More than a billion people, or 15% of the global population, are estimated to live with some form of disability, according to the last comprehensive report on the subject undertaken by the World Health Organisation and World Bank.
This number is only set to increase, of course, as populations, particularly in the developed world, continue to age, and chronic health conditions associated with disability such as cardiovascular disease and mental illness continue to increase.
The problem is that barriers ranging from discriminatory attitudes and practices to the availability of inadequate services all take their toll on disabled people’s lives.

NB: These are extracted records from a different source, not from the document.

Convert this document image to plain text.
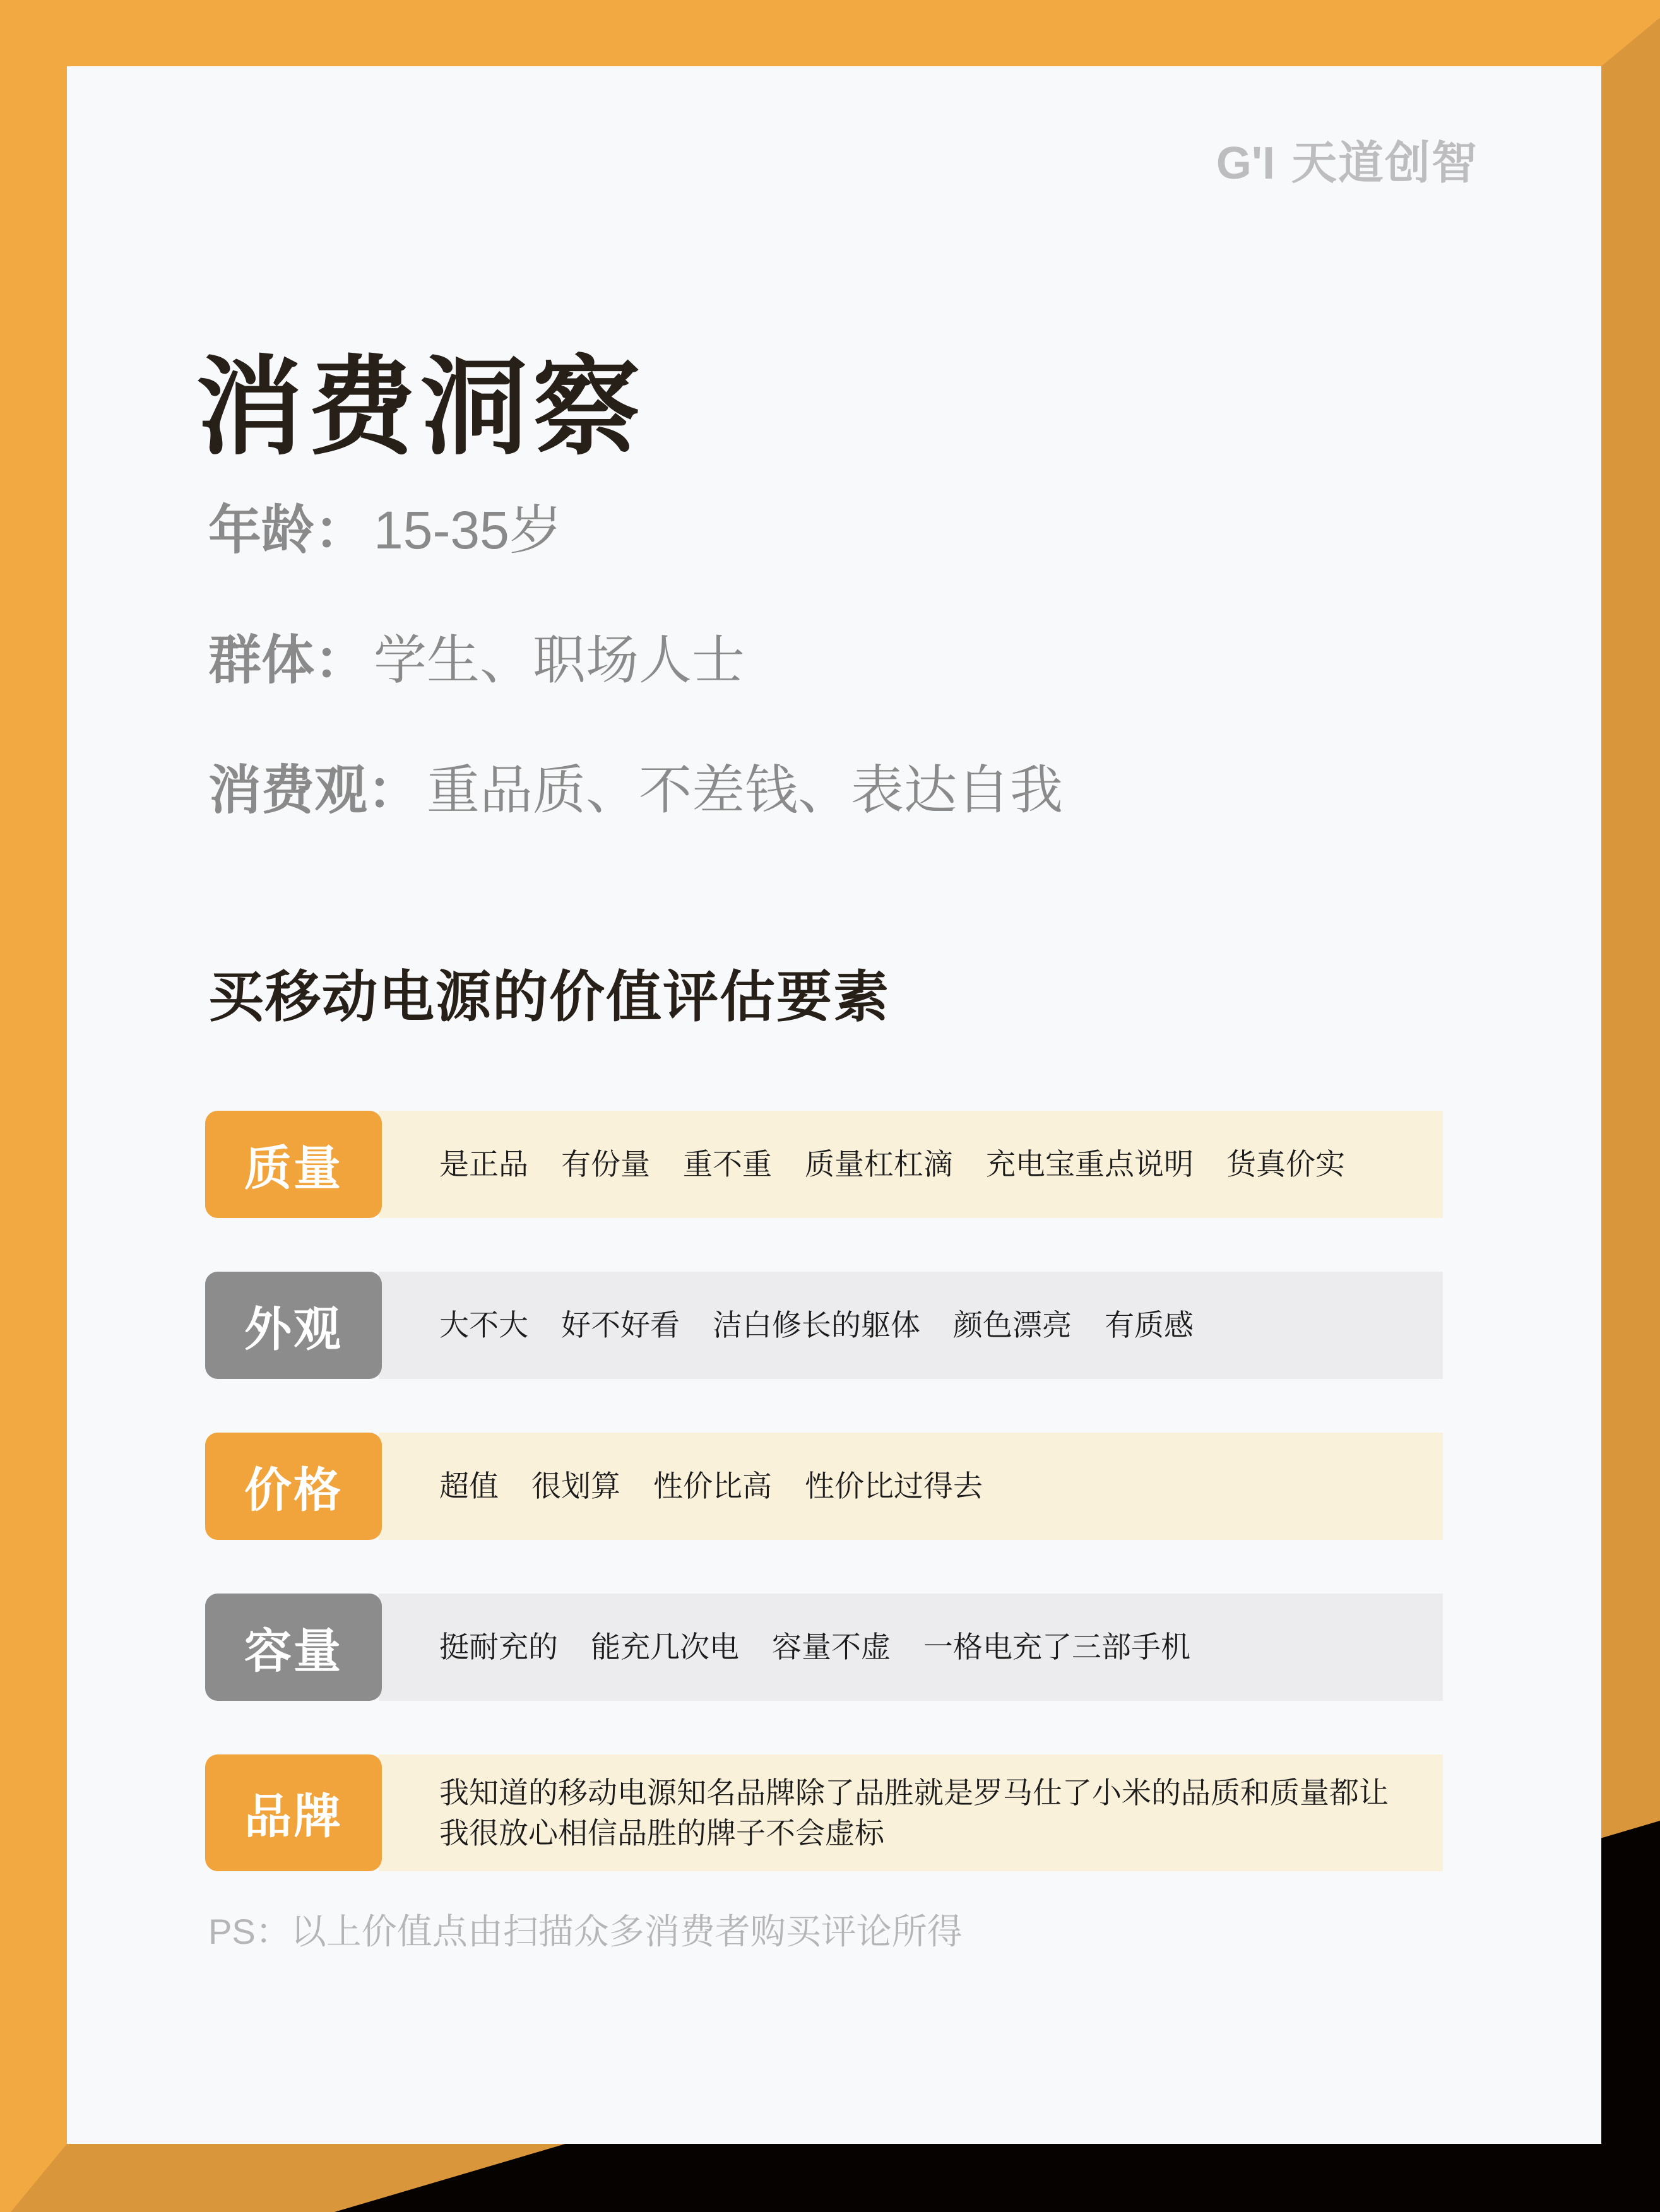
G'I 天道创智
消费洞察
年龄： 15-35岁
群体： 学生、职场人士
消费观： 重品质、不差钱、表达自我
买移动电源的价值评估要素
是正品 有份量 重不重 质量杠杠滴 充电宝重点说明 货真价实
质量
大不大 好不好看 洁白修长的躯体 颜色漂亮 有质感
外观
超值 很划算 性价比高 性价比过得去
价格
挺耐充的 能充几次电 容量不虚 一格电充了三部手机
容量
我知道的移动电源知名品牌除了品胜就是罗马仕了小米的品质和质量都让我很放心相信品胜的牌子不会虚标
品牌
PS：以上价值点由扫描众多消费者购买评论所得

As a result, despite the achievements of remarkable individuals such as physicist Stephen Hawking who suffered from motor neurone disease and died earlier this week, it is unsurprising to learn that people with disabilities are less likely to be employed than their non-disabled counterparts – and generally earn less even if they are.
For example, a study by the Organization for Economic Cooperation and Development is cited as saying that the average employment rate for disabled people stands at a mere 44% compared with just over half that for people without disabilities (75%).
On the one hand, this means that individual potential is failing to be realised on a massive scale. But on the other, it also means that people with disabilities actually comprise a largely untapped talent pool, which given today’s extensive skills shortages, it would appear sensible to woo.
And this is exactly what software giant SAP is attempting to do by setting up a work stream for “differently-abled people”, which sits alongside ‘gender’, ‘generations’ and ‘ethnicity’ in its diversity and inclusion (D&I) portfolio. Stefanie Nennstiel, the company’s senior director of D&I, explains:
When looking for early-stage talent, the market, especially for IT or so-called STEM [science, technology, engineering and maths] profiles, is almost empty. Everyone is going after the same candidates so we discovered we needed to think differently about the situation.